Using Language Models through an API. Legal topic: regulation of the legal profession; unauthorized practice of law. Python and technical infrastructure review. Exercise: set up infrastructure (notebooks, dependency management, API keys) for the rest of the sequence. Practice extracting structured data from text and generating summaries.
Embeddings, classification, and retrieval. Legal topic: statutes, court opinions, and applying legal rules to facts. Exercise: implement a classifier for legal clauses in two ways (few-shot prompting and using kNN and embeddings). Implement a retrieval tool for legal texts.
Working with legal texts. Structural properties of legal texts: outlines, headings, citations, rules, and entities. Exercise: redo the example from first-week exercise (extracting citations and summarizing rules) in computer code.

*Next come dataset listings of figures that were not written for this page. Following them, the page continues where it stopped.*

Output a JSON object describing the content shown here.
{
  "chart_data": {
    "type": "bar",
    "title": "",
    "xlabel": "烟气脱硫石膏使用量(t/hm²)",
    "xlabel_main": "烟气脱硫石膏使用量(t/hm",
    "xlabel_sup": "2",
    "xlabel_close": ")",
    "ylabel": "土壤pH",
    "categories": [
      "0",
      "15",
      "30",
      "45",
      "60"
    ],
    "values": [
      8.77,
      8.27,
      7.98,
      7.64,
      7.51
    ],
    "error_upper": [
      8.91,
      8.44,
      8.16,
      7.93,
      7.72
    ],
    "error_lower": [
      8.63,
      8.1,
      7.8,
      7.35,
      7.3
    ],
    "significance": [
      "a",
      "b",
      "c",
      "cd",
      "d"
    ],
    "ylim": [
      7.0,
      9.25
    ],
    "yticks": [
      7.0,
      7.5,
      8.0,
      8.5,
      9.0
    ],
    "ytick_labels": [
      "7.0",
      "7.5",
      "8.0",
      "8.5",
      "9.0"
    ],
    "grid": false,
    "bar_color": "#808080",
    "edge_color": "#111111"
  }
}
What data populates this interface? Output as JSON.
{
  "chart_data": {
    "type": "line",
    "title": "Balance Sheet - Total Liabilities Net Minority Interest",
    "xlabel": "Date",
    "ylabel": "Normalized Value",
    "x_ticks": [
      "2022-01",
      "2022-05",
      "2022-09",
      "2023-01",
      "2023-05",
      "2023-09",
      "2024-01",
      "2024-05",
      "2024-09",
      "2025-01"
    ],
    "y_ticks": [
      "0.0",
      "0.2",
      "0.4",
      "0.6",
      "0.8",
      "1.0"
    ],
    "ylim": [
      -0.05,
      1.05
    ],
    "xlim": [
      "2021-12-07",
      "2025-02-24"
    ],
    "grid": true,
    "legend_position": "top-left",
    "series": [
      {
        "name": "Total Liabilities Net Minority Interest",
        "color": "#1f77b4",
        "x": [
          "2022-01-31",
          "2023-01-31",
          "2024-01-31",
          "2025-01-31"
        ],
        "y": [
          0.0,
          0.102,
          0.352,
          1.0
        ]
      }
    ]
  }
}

Evaluation. Legal topic: professional ethics and use of technology (competence; confidentiality, privacy and security). Simple metrics and strategies for evaluating classification, retrieval, and quality of generated output. Exercise: characterize (a) classification performance on a simple labeled dataset, (b) retrieval performance, and (c) performance on generating summaries of legal rules.
Logic, law, and automated reasoning. Classical propositional and predicate logic. Modal logic, defeasible logic, and temporal logic or situation/event calculus. Approaches to automated reasoning. Legal topic: civil law jurisdictions. Exercise: try evaluating legal propositions by ‘faking’ formal logic. Where do you draw the line between capturing relevant domain logic (the logic of a legal rule) and falling back on the language model’s sea of background knowledge? Compare results in toy examples to automated reasoning systems like the Z3 SMT solver or Prolog.
Tabular data. Legal topic: contracts and litigation discovery. Overview of commercial applications. Exercise: build a tabular analysis tool for collections of legal documents, building on the previous exercises.
Ethics & citation-checking. AI ethics: transparency, explainability and interpretability, biases, errors. Ethics of assistive tools for citations. Exercise: build a system that operates over a corpus of interlinked documents, checking citations to other documents in the corpus and checking that the references actually support the claims, and presenting results for human verification. Build a knowledge graph from the citations in a set of cases and a simple ‘Shepardizing’ tool.
Specifications & drafting aids. Legal topic: drafting a legal memo. Exercise: build a tool to aid drafting legal texts. Generated text should be a fragment of a legal document, based on a precedent, satisfying requirements (i.e., checked using a suite of specs or tests), and making claims grounded in cited authorities.
Fine-tuning. Legal topic: Regulation of AI. Basics of fine-tuning models using Axolotl or similar tools. Exercise: reimplement one of the functional elements you’ve built in previous modules (e.g., extracting citations) by fine-tuning a small model. Evaluate task performance as well as resource requirements; can you maintain quality while increasing speed and efficiency on the task?
Orchestration. Legal topic: Government and AI. Compare approaches to orchestrating AI functions: coding agents and skills, programming frameworks, tools & MCP. Exercise: create a legal agent for working with precedents, specifications, and authorities to produce fragments of legal text to serve as first drafts of a memo.